Roping in spooky piano tinklings, violas, trombones, clarinets, a choir – hell even a saxophone or two pops up – the 2007 song bounces along with equal parts mischief and melancholy, eventually exploding in a blizzard of demented horns, drum rolls, screams and strings. You may not be too surprised that this song, like so many of Avenged’s more unique moments, came predominantly from drummer Jimmy ‘The Rev’ Sullivan.
“It was a conjuring of Jimmy’s genius,” confirms guitarist Synyster Gates. “He had these parts in his mind and he was always playing piano. Whenever there was a fucking piano, he’d always be playing it and it would always be original stuff. He’d draw a fucking crowd of all of our friends and we couldn’t wait to hear it, the new shit. Then he wanted to finish it because it started picking up momentum and he really got a kick out of the chorus. Jimmy wasn’t the guy who needed a pat on the back, but he was really proud of that chorus. It was a little bit of a joke, too; when he’d sing it, kind of like Scooby-Doo. He thought it was such a cheesy kind of jingle, so catchy and so syrupy. He just thought it was so funny to juxtapose that with the lyrics. We all loved it.”
Ah, yes, the lyrics. If A Little Piece Of Heaven sounds like a forgotten The Nightmare Before Christmas sequel, it reads like something from a full-blown torture porn horror flick, telling the story of a man who murders his significant other, preserving her body for his nefarious needs. Except she then comes back from the dead and kills him. Then he comes back from the dead and the two join in unholy matrimony to go on a big, romantic killing spree. Look, this shit ain’t Coldplay, alright? ‘Must have stabbed her 50 fucking times, I can’t believe it. Ripped her heart out right before her eyes. Eyes over easy, eat it eat it eat it!’ screams The Rev in the pre-chorus, the band clearly having an absolute blast curating the kind of comically violent narrative that would cause certain sections of Twitter to have a meltdown if it was released today.
Amazingly, despite being one of the standout songs on their self-titled album, the track nearly didn’t even make the cut at all, M Shadows having to really push the rest of the band to bring one of their most elaborate undertakings to life.
“We wanted to put it on a Halloween EP, so we started working on it,” explains Syn. “But we had so many songs and we were self-producing the record… to be honest, Jimmy and I didn’t want to work on it because the arrangements were such a monumental undertaking. We sort of gave up on it, and credit to Matt, he kept pushing and pushing and pushing. He wanted it for Halloween. I didn’t really want to do a Halloween EP, to be honest. I just wanted to finish that fucking album, and Jimmy was on the same page.”
Finally, with the rest of the band convinced by Shadows that it was a task worth pushing ahead with, things started to fall into place in the studio, and the band realised that they had struck gold.

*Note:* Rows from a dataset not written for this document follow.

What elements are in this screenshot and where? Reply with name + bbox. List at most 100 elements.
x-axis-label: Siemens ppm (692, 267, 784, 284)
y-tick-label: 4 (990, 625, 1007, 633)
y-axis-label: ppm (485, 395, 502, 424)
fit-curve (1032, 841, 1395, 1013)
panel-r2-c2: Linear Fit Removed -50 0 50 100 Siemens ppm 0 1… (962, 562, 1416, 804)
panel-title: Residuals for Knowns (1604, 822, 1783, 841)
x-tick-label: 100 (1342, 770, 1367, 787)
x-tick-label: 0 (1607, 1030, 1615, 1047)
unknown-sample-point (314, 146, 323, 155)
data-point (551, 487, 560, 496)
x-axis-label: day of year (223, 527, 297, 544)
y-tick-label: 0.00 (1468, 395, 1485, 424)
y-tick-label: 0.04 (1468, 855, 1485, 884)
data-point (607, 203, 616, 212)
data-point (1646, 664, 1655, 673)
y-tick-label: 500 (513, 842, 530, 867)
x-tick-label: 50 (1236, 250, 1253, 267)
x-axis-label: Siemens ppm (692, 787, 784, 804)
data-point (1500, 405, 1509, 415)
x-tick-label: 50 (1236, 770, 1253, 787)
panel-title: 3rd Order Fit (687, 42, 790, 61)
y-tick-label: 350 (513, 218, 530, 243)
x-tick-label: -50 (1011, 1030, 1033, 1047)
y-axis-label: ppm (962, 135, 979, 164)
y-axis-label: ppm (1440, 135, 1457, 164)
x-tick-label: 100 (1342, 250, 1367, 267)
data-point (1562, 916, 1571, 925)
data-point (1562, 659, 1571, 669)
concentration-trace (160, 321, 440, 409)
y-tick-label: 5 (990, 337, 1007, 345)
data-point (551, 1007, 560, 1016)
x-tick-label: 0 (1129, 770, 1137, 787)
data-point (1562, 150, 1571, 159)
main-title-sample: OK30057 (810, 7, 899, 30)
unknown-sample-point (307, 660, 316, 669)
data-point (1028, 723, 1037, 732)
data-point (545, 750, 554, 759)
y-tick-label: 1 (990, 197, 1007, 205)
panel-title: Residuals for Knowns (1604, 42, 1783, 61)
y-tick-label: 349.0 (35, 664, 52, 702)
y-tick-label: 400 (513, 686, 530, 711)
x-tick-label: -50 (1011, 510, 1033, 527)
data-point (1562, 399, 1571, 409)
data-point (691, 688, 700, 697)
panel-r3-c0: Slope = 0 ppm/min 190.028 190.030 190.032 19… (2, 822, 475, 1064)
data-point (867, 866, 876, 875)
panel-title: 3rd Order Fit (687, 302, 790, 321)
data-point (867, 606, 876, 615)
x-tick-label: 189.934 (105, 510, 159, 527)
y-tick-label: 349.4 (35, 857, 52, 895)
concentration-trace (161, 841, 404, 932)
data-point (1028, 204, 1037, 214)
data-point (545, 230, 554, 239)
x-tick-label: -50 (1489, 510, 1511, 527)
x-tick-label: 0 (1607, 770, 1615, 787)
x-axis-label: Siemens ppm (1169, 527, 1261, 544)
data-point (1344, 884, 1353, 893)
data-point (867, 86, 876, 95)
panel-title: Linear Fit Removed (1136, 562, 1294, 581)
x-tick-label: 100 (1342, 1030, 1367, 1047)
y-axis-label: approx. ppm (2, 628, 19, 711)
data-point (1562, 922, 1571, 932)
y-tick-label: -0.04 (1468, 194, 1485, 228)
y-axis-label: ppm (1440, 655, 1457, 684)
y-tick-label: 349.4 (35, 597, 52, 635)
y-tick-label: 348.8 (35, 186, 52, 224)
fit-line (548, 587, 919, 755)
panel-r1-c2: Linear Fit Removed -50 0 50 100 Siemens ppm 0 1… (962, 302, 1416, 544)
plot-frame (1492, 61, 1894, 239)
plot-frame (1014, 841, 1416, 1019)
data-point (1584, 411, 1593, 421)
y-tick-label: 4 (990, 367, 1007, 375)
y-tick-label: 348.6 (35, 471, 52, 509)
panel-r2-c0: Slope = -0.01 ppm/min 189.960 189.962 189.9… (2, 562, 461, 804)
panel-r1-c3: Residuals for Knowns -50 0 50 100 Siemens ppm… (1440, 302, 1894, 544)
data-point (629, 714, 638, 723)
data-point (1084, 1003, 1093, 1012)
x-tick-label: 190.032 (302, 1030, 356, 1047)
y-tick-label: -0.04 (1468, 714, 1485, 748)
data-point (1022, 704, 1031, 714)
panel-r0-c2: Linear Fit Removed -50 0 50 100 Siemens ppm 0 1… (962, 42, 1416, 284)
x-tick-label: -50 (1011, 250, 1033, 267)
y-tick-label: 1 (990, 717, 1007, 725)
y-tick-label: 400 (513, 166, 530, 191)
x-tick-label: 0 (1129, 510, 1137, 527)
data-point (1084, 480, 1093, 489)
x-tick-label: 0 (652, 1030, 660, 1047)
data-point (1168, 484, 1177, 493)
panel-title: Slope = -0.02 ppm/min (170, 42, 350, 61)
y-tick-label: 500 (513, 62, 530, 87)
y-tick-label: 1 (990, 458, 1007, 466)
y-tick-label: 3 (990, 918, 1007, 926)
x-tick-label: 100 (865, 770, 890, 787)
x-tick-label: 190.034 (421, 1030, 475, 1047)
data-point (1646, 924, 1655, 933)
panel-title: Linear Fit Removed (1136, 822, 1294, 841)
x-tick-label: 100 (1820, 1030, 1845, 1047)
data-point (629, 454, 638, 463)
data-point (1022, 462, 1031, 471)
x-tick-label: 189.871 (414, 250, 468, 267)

“The song started taking life,” remembers Syn. “The minute we started recording it, everybody knew we had something special. When the stars align like that and you have Steve Bartek and Marc Mann — the Oingo Boingo guys – then you know you’re doing something fucking crazy and big.”
As soon as those around the band heard the completed song for the first time, they knew this couldn’t just be an EP track – it needed to be a cornerstone of the next album.
“I remember the label hearing it and they said, ‘This is not a Halloween EP song. This has to be on the record,’” says Syn. “We were a little intimidated to put something like that on the record, but our whole motto and ethos at the time was fucking fearlessness. The [self-titled] album is a fucking compendium of ridiculousness! Ha ha ha! There are auto-tuned vocals and country songs and shit like that, so we would have been betraying ourselves and acting like the biggest hypocrites of all if we didn’t do it.”
More than a decade on, Syn looks back at A Little Piece Of Heaven as one of the benchmarks against which Avenged Sevenfold will always be measured, and he’s perfectly happy for that to be the case.
“I’m so thankful that we did it because to me, I feel like we have a song that stands the test of time and is one of the greatest songs ever written, like a Bohemian Rhapsody or a Stairway To Heaven. Even though I didn’t write it, I’m probably even more proud that I got to witness that from a fan’s perspective and it was my best friend that created it.”